The sport of setting fire to the tea leaves is something on display heavily during the Trump administration, but not unheard of, even in recent history.

One needs only to go back to the era of George H.W. Bush to see that choosing justices has been a contentious battle, filled with partisan rhetoric and often delving into simple dirty politics — witness the Justice Clarence Thomas hearings.

So it isn’t anything new that a nominee with the judicial experience of Judge Brett Kavanaugh will face criticism.

Comments such as that of Pennsylvania Democrat Sen. Bob Casey Jr. that he would oppose any Trump nominee simply smack of a partisan divide so deep in Washington that a senator will avoid doing his job to follow an angry ideology.
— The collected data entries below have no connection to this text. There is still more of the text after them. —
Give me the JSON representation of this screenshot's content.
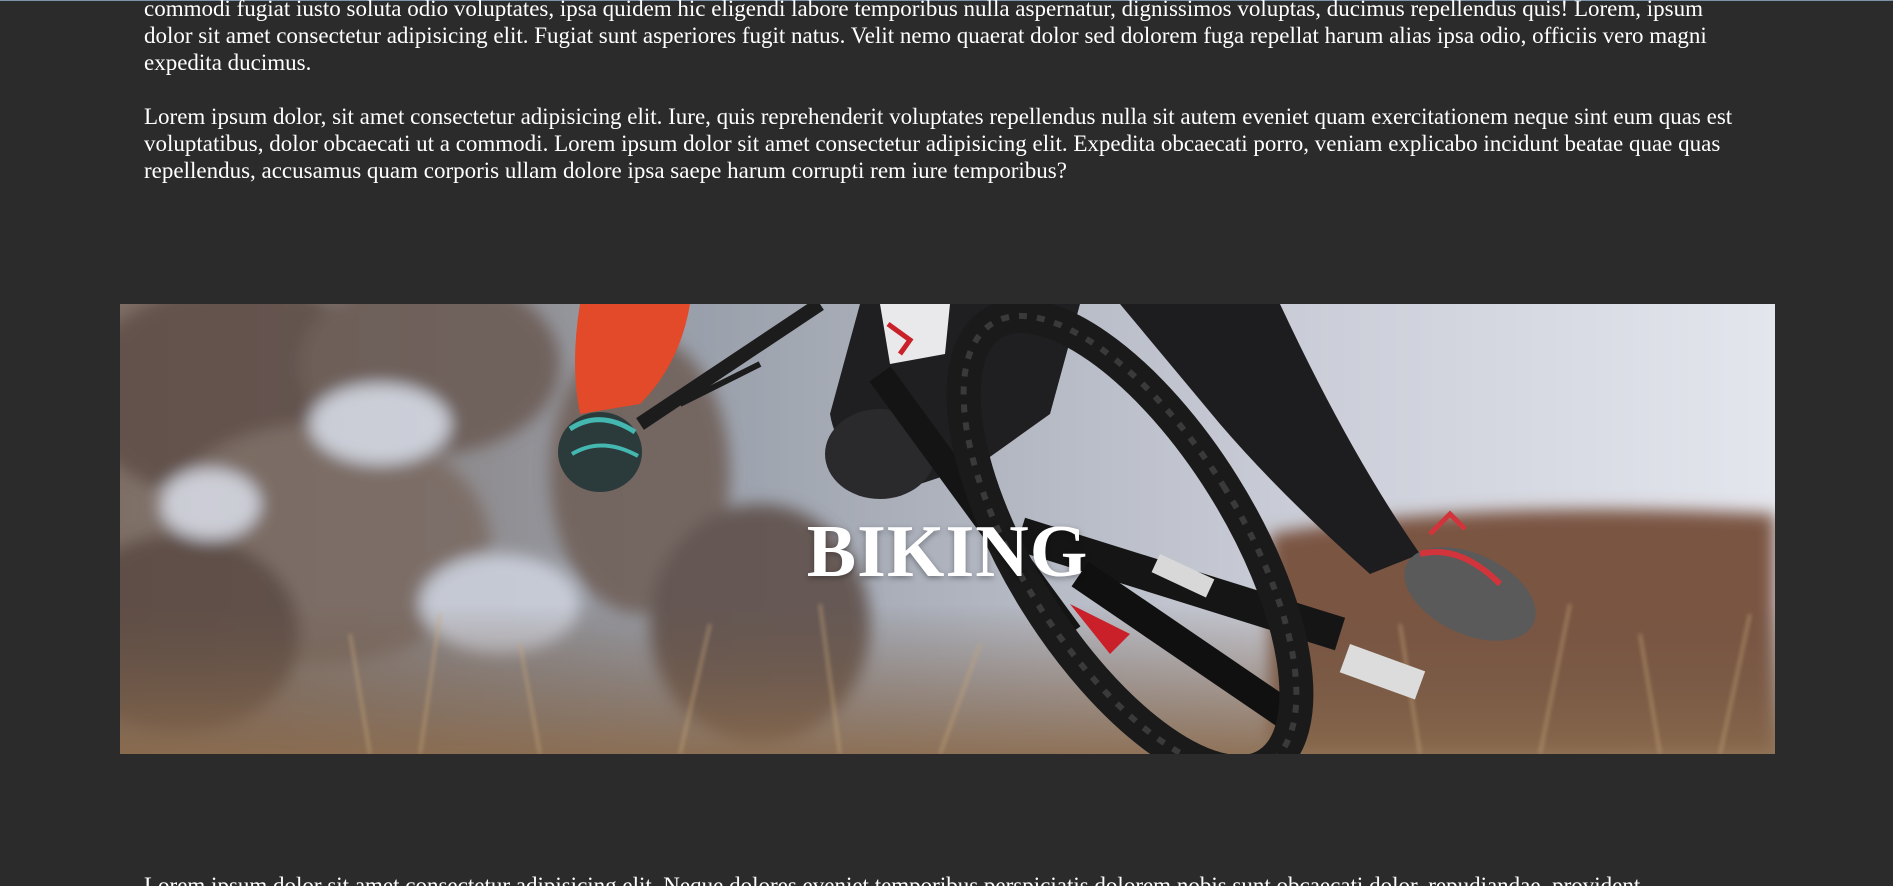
{
  "paragraphs": [
    {
      "text": "commodi fugiat iusto soluta odio voluptates, ipsa quidem hic eligendi labore temporibus nulla aspernatur, dignissimos voluptas, ducimus repellendus quis! Lorem, ipsum dolor sit amet consectetur adipisicing elit. Fugiat sunt asperiores fugit natus. Velit nemo quaerat dolor sed dolorem fuga repellat harum alias ipsa odio, officiis vero magni expedita ducimus."
    },
    {
      "text": "Lorem ipsum dolor, sit amet consectetur adipisicing elit. Iure, quis reprehenderit voluptates repellendus nulla sit autem eveniet quam exercitationem neque sint eum quas est voluptatibus, dolor obcaecati ut a commodi. Lorem ipsum dolor sit amet consectetur adipisicing elit. Expedita obcaecati porro, veniam explicabo incidunt beatae quae quas repellendus, accusamus quam corporis ullam dolore ipsa saepe harum corrupti rem iure temporibus?"
    },
    {
      "text": "Lorem ipsum dolor sit amet consectetur adipisicing elit. Neque dolores eveniet temporibus perspiciatis dolorem nobis sunt obcaecati dolor, repudiandae, provident."
    }
  ],
  "banner": {
    "title": "BIKING",
    "image": "mountain-biker-photo"
  },
  "colors": {
    "page_background": "#2b2b2b",
    "text": "#ffffff"
  }
}
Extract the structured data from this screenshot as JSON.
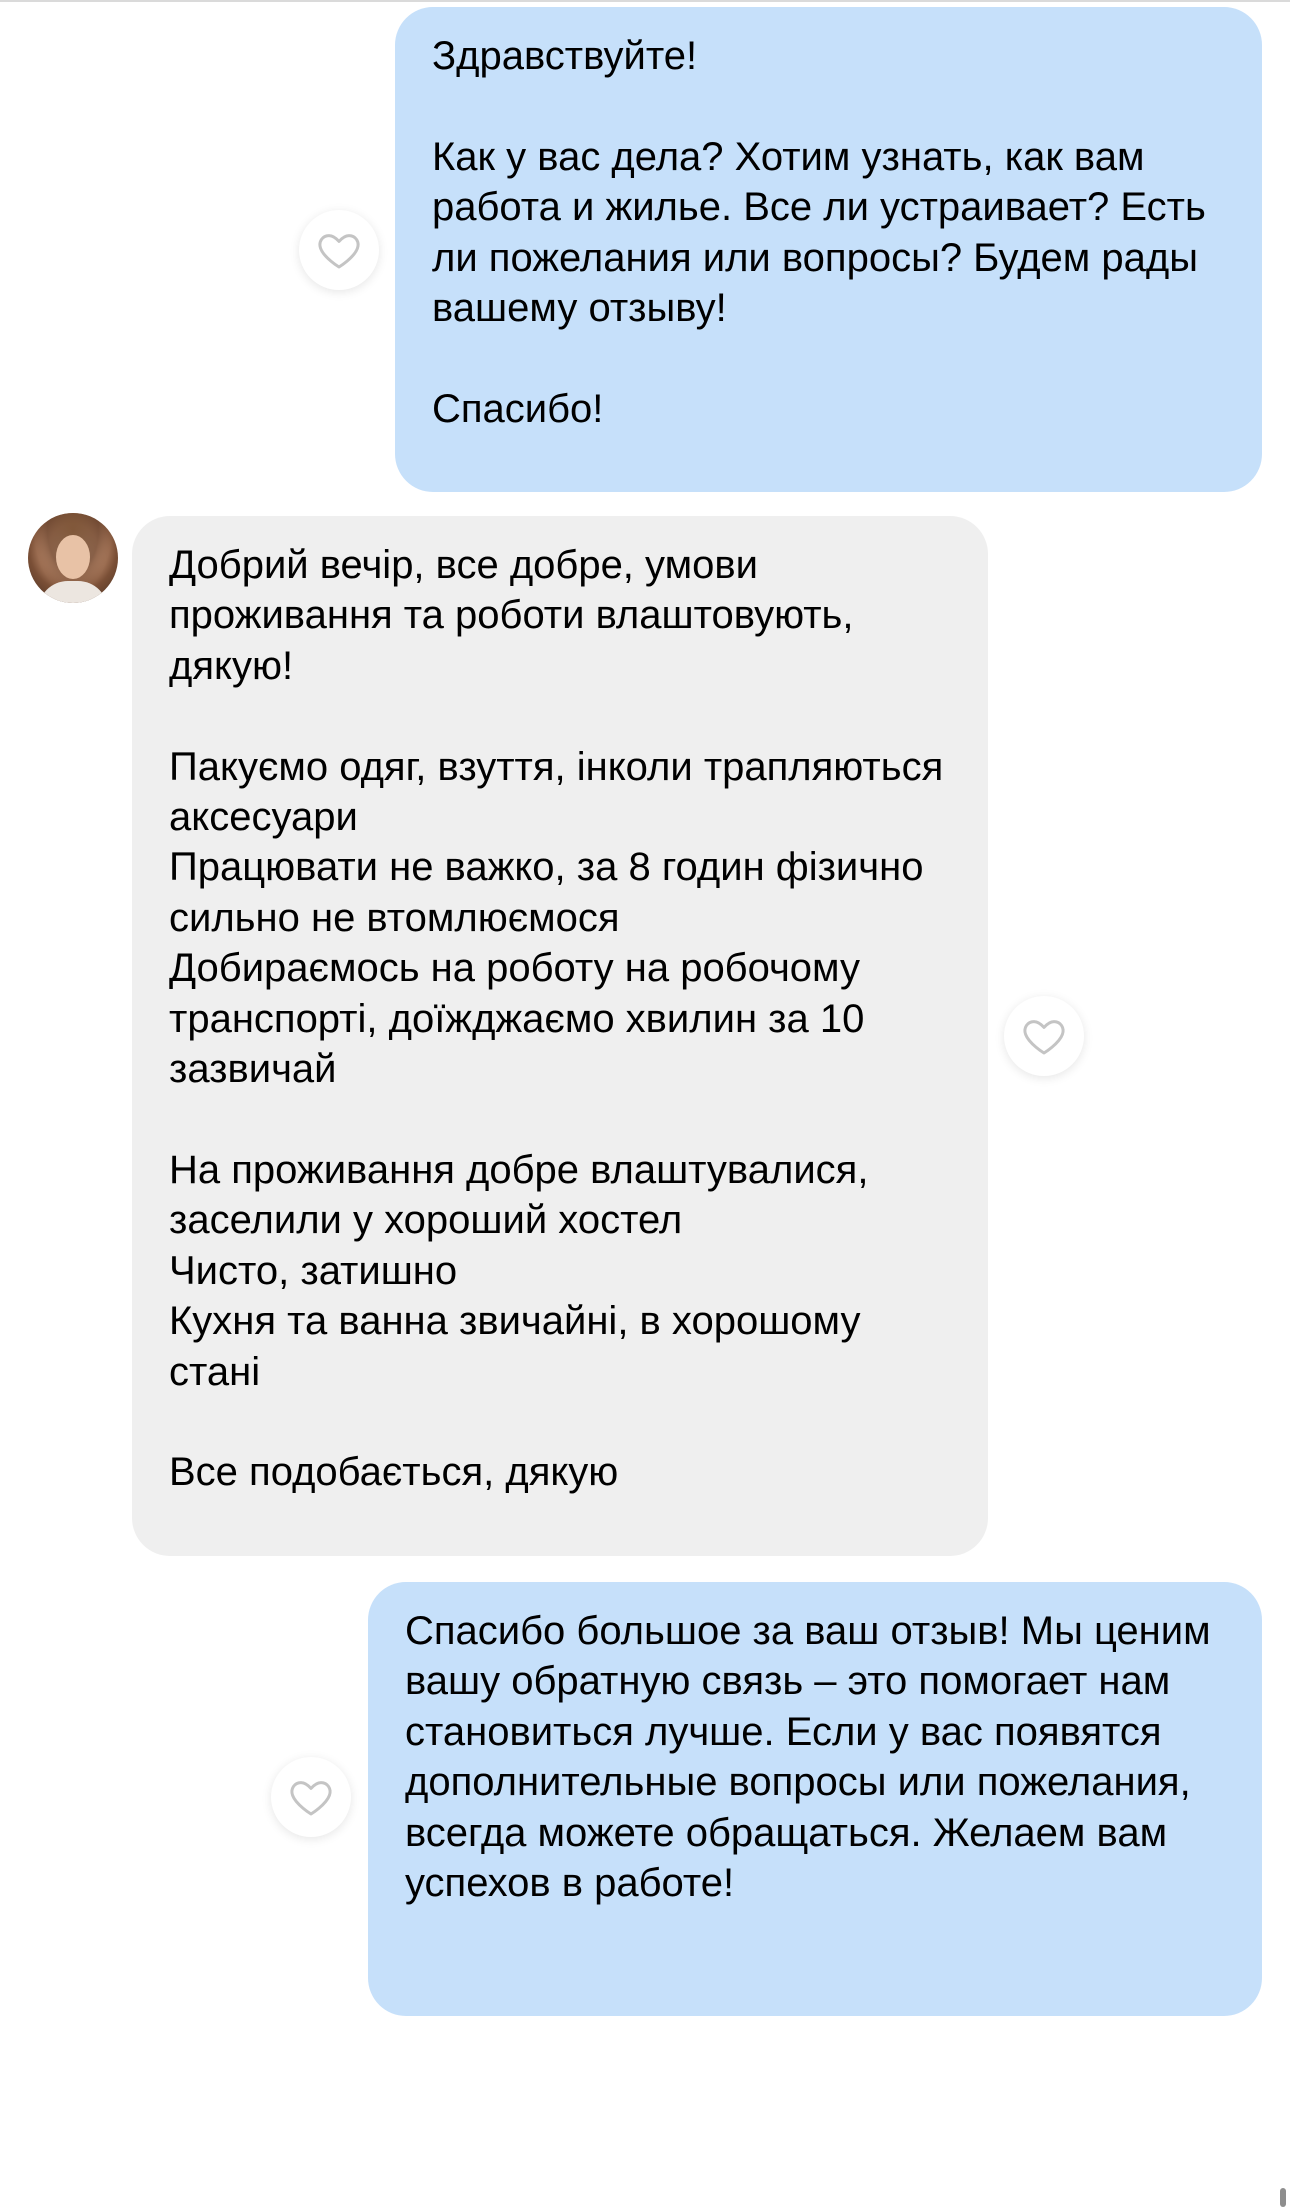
{
  "conversation": {
    "messages": [
      {
        "sender": "me",
        "text": "Здравствуйте!\n\nКак у вас дела? Хотим узнать, как вам работа и жилье. Все ли устраивает? Есть ли пожелания или вопросы? Будем рады вашему отзыву!\n\nСпасибо!",
        "liked": false
      },
      {
        "sender": "contact",
        "text": "Добрий вечір, все добре, умови проживання та роботи влаштовують, дякую!\n\nПакуємо одяг, взуття, інколи трапляються аксесуари\nПрацювати не важко, за 8 годин фізично сильно не втомлюємося\nДобираємось на роботу на робочому транспорті, доїжджаємо хвилин за 10 зазвичай\n\nНа проживання добре влаштувалися, заселили у хороший хостел\nЧисто, затишно\nКухня та ванна звичайні, в хорошому стані\n\nВсе подобається, дякую",
        "liked": false
      },
      {
        "sender": "me",
        "text": "Спасибо большое за ваш отзыв! Мы ценим вашу обратную связь – это помогает нам становиться лучше. Если у вас появятся дополнительные вопросы или пожелания, всегда можете обращаться. Желаем вам успехов в работе!",
        "liked": false
      }
    ]
  },
  "colors": {
    "outgoing_bubble": "#c6e0fa",
    "incoming_bubble": "#efefef",
    "like_icon": "#c4c4c4"
  },
  "icons": {
    "like": "heart-outline-icon"
  }
}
If, and it’s a big if, the smoke can clear long enough for the Senate to hold legitimate confirmation hearings, with real questions about real experience by a sitting federal judge, a better picture of the Supreme Court with Kavanaugh as a justice might emerge.

Kavanaugh has praised very conservative opinions of a former chief justice, the late William Rehnquist. But that doesn’t mean he will parrot the late chief justice.

The issue for now is whether there is a willingness for a true hearing. With senators vowing not to approve any Trump nominee and refusing even to attend the announcement ceremony, the distortion of reality in Washington into pro-Trump and anti-Trump camps continues to flare.

Trump has, by the laws of the land, been given the opportunity to reshape the court for a generation to come.

Wouldn’t that generation be best served by honest, fair and tough questioning?

After that, stands could be taken on actual, factual statements instead of the hollow rhetoric of the ideologue which fills the air with its stench from Washington to the West Coast.

In other words, Washington needs to shut up, hear the judge and then decide. That’s how the system is supposed to work.